The puzzle is to find the, smallest*, unique**, whole, non-negative, numbers to write on the faces of two dice such that the numbers you see on each dice after rolling sum equals a prime number.(including 1 as a prime) *(the size is determined by adding the values of all sides of both dice together to get the total) **(unique refers to no duplicate numbers between the two dice)
I can't figure out if the solutions I came up with are the smallest can someone help me? also I can't figure out the 6 sided solution. And is there a large number of sides for which there is no solution?

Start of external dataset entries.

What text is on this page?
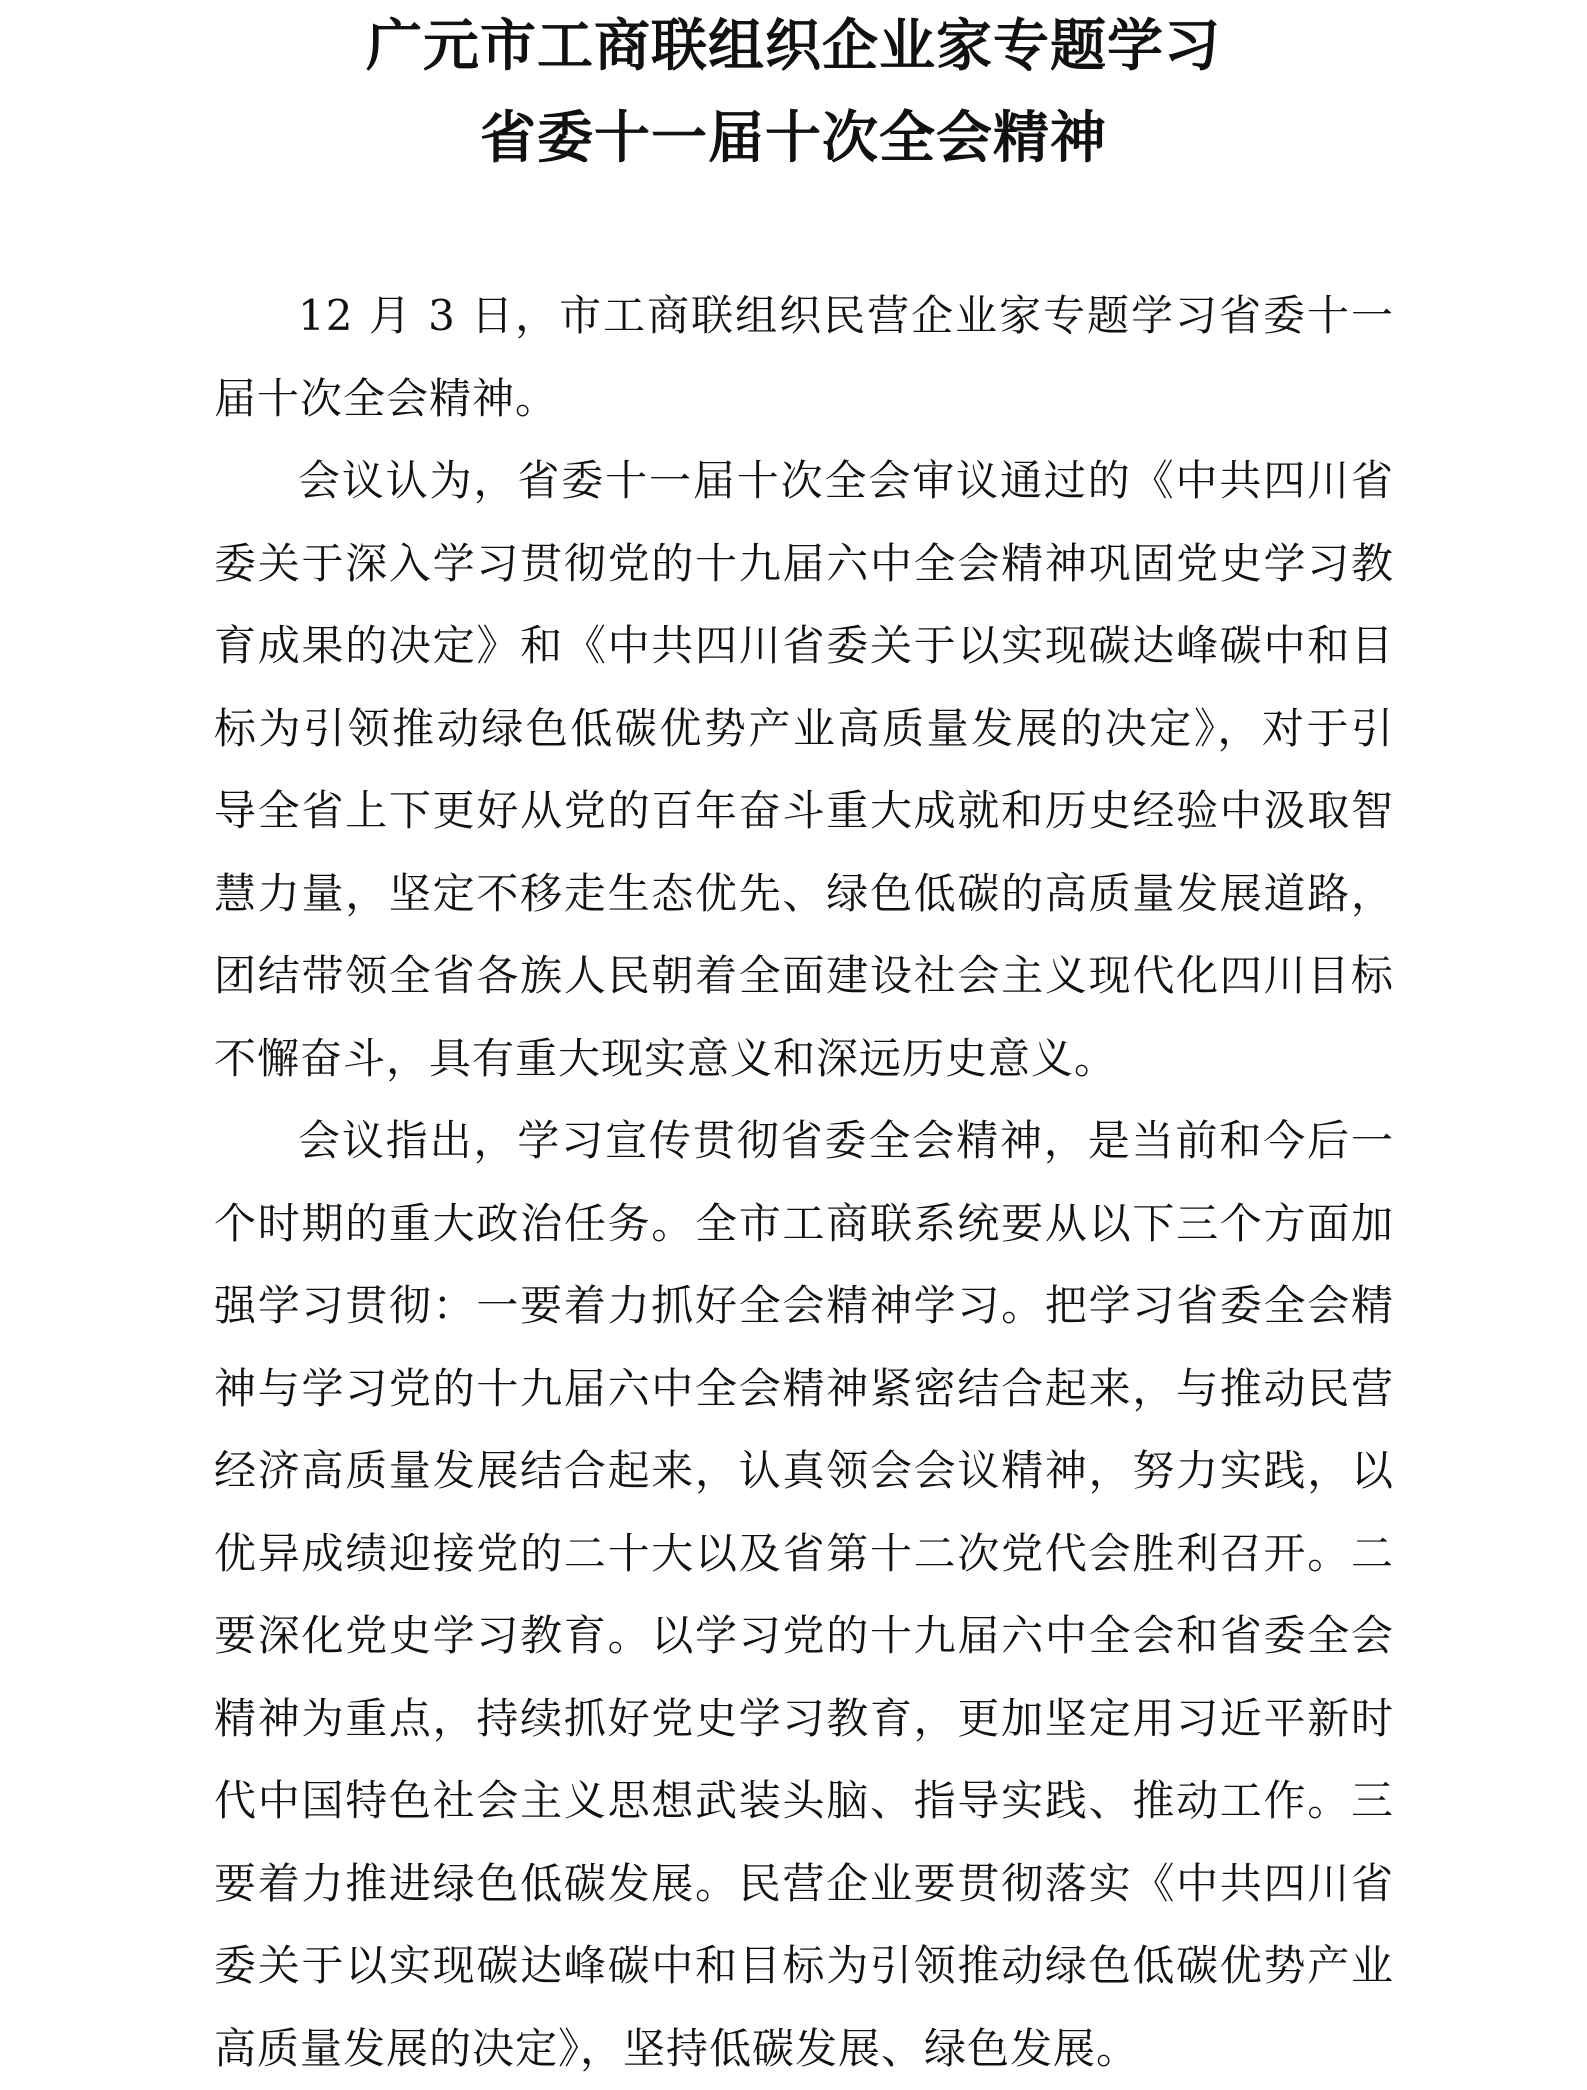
广元市工商联组织企业家专题学习
省委十一届十次全会精神

12 月 3 日，市工商联组织民营企业家专题学习省委十一届十次全会精神。

会议认为，省委十一届十次全会审议通过的《中共四川省委关于深入学习贯彻党的十九届六中全会精神巩固党史学习教育成果的决定》和《中共四川省委关于以实现碳达峰碳中和目标为引领推动绿色低碳优势产业高质量发展的决定》，对于引导全省上下更好从党的百年奋斗重大成就和历史经验中汲取智慧力量，坚定不移走生态优先、绿色低碳的高质量发展道路，团结带领全省各族人民朝着全面建设社会主义现代化四川目标不懈奋斗，具有重大现实意义和深远历史意义。

会议指出，学习宣传贯彻省委全会精神，是当前和今后一个时期的重大政治任务。全市工商联系统要从以下三个方面加强学习贯彻：一要着力抓好全会精神学习。把学习省委全会精神与学习党的十九届六中全会精神紧密结合起来，与推动民营经济高质量发展结合起来，认真领会会议精神，努力实践，以优异成绩迎接党的二十大以及省第十二次党代会胜利召开。二要深化党史学习教育。以学习党的十九届六中全会和省委全会精神为重点，持续抓好党史学习教育，更加坚定用习近平新时代中国特色社会主义思想武装头脑、指导实践、推动工作。三要着力推进绿色低碳发展。民营企业要贯彻落实《中共四川省委关于以实现碳达峰碳中和目标为引领推动绿色低碳优势产业高质量发展的决定》，坚持低碳发展、绿色发展。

- sided dice (1),(0) total 1
- sided dice (1,3),(0,2) total 6
- sided dice (1,5,11),(0,2,6) total 25
- sided dice (1,7,13,37),(0, 4,6,10) total 78
- sided dice (47,251,557,587,1217),(0,6,12,14,20) total 2711
1. Solutions for $n$-sided dice
There is always a solution for any pair of $n$-sided dice due to existence of arbitrarily long sequence of primes in arithmetic progression.
Consider sequences $\geq 4$ so that first element must be odd and difference must be of the form $2d$. We choose a sequence of length $2n-1$: $$ S = \{a,a+2d,a+4d,\dots,a+2(2n-2)d\} $$ so that every element in $S$ is prime. Then we let dice one $D_1$ and dice two $D_2$ have the values $$ \begin{align*} D_1 &= \{a,a+2d,a+4d,\dots,a+2(n-1)d\}\\ D_2 &= \{0,2d,4d,\dots,2(n-1)d\}\\ \end{align*} $$ The sum of element pairs are of the form $a+2id$ for $0\leq i\leq 2n-2$, hence all of them are prime. This shows that there is a solution for any $n$, although it need not be the minimal one.
2. Minimal solutions
Solutions for $n<3$ is clear so we solve $3\leq n\leq 6$. Then, without loss of generality, $D_1$ and $D_2$ must have odd and even integers respectively. Otherwise the sum consists of even integers, which would not be prime.
Now given inputs in ascending order ($a_k<a_{k+1},b_k<b_{k+1}$), $$ \begin{align*} D_1 &= \{a_1,a_2,\dots,a_n\}\\ D_2 &= \{b_1,b_2,\dots,b_n\} \end{align*} $$ we can add all integers in $D_1$ by $b_1$ and subtract all integers in $D_2$ by $b_1$ to get $$ \begin{align*} D_1 &= \{a_1+b_1,a_2+b_1,\dots,a_n+b_1\}\\ D_2 &= \{0,b_2-b_1,\dots,b_n-b_1\} \end{align*} $$ This gives the same sums and the overall cost is unchanged since we added $nb_1$ and subtracted $nb_1$. This shows that we can assume $0\in D_2$ and hence all integers in $D_1$ are primes.
Using this, we solve the minimal problem via a bruteforce search. As long as we have found a potential solution, the sum gives an upper bound $B$ of the primes that can be involved. We then iterate through all the possible combinations of primes in $D_1$ summing to $\leq B$. Then we search for elements $\geq 2$ in $D_2$ that gives sums of primes ($0$ is always included).
For example, the bound $T=290$ below for $n=6$ tells us that the maximum possible prime in $D_1$ is $283$ (actually $241$ considering the other elements' minimum weights).
Let total sum of the integers be $T$. The solution for $3\leq n\leq 6$ is then: $$ \begin{align*} n=3 &: D_1=\{1,3,7\}, D_2=\{0,4,10\}, T=25 \\ n=4 &: D_1=\{1,3,7,13\}, D_2=\{0,4,10,16\}, T=54\\ n=5 &: D_1=\{1, 3, 7, 13, 43\}, D_2=\{0,4, 10, 16, 40\}, T=137\\ n=6 &: D_1=\{1,7,11,17,31,67\}, D_2= \{0,6,12,30,36,72\}, T=290 \end{align*} $$ Edit1: added a $0$ for $n=6$.